Jetzt bewegt er die linke Hand einmal schnappend und sieht Cleydon keine 15 Yards vor sich.
Cleydon zuckt nun auch, aber als seine Hand nach unten klatscht, ist Lee Dorlans Bewegung schon ein Stück weiter. Nach dem kurzen Zucken kommt der Bruchteil einer Sekunde, in dem die rechte Hand zuzugreifen scheint. Aber dann ist es doch die Linke, die rasend schnell den Colt erreicht, während die Rechte quer über die Hüfte schießt und flach ausgestreckt in der Luft stehenbleibt.

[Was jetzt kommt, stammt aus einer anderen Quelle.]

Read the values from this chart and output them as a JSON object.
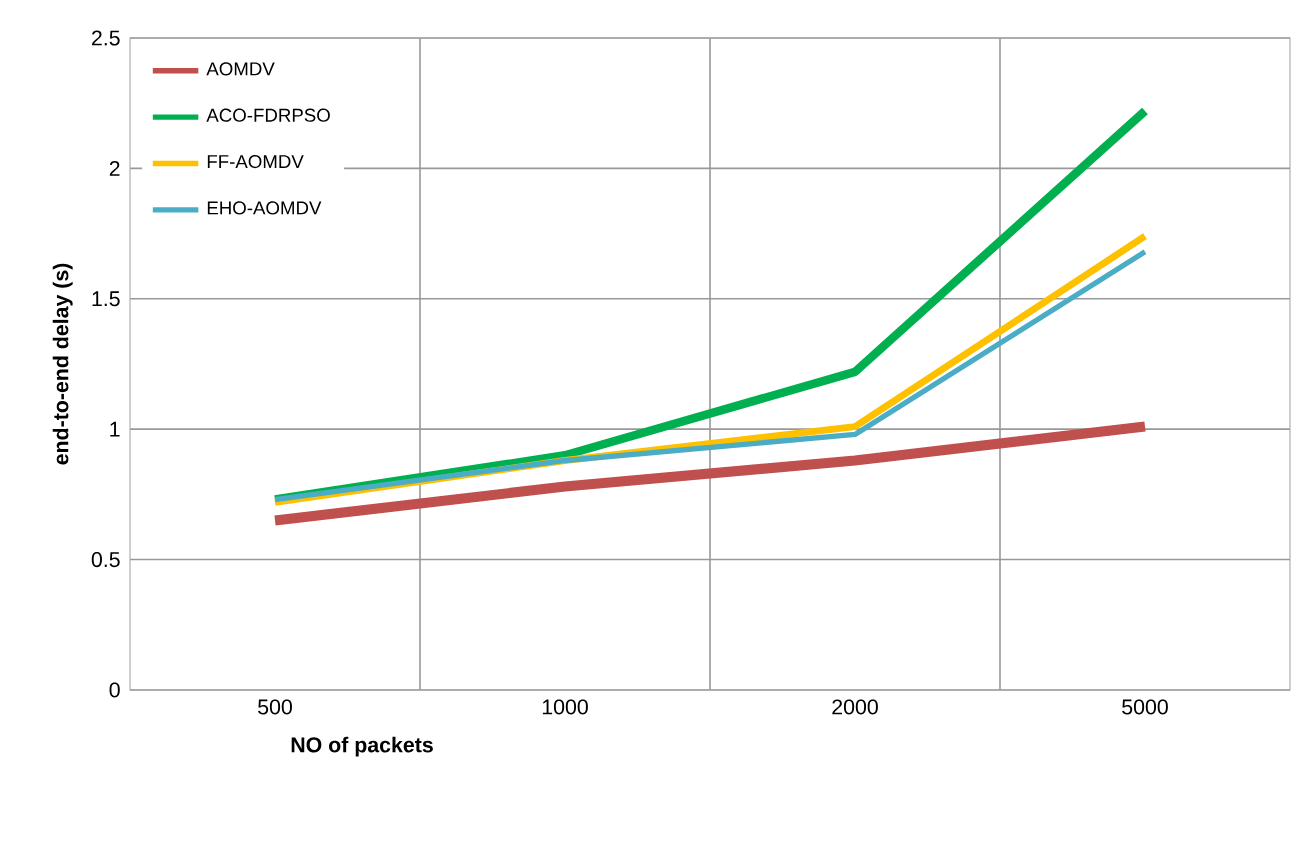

Lee Dorlan, dessen Begabung für einen Schuß von der Hüfte aus Joe genau erkannte, scheint rechts schießen zu wollen und trickst nun Cleydon aus.
Blitzschnell drückte Lee den Kolben seines alten Eagle-Revolvers nach hinten, seine rechte Hand aber schlägt einmal von vorn nach hinten über den Hammer des Revolvers hinweg.
Und dies ist die Sekunde für Lee, in der er genau weiß, daß er niemals so schnell gewesen ist.
Cleydon hat seinen Colt knapp aus dem Halfter, als Lees Revolver brüllend kracht und Cleydon zugleich einen wilden und schmerzhaften Schrei ausstößt.
»Das rechte Bein, du Narr«, sagt Lee fauchend und dreht sich leicht nach links. »Hatte ich es gesagt?«
Slim Cleydon stürzt wie von einem Axthieb gefällt zu Boden und rollt sich sofort herum. Sein Bein ist getroffen worden. Er hat keine Chance aufzustehen, aber kauern kann er. Aus seiner Rolle nach rechts reißt er das linke Knie hoch. Der Schwung befördert ihn hoch, er kniet und hat den Colt hoch.
Der Staub ist vor ihm wie ein Schleier. Lee sieht ihn trotzdem gut genug und schlägt mit der Rechten noch einmal über den Hammer.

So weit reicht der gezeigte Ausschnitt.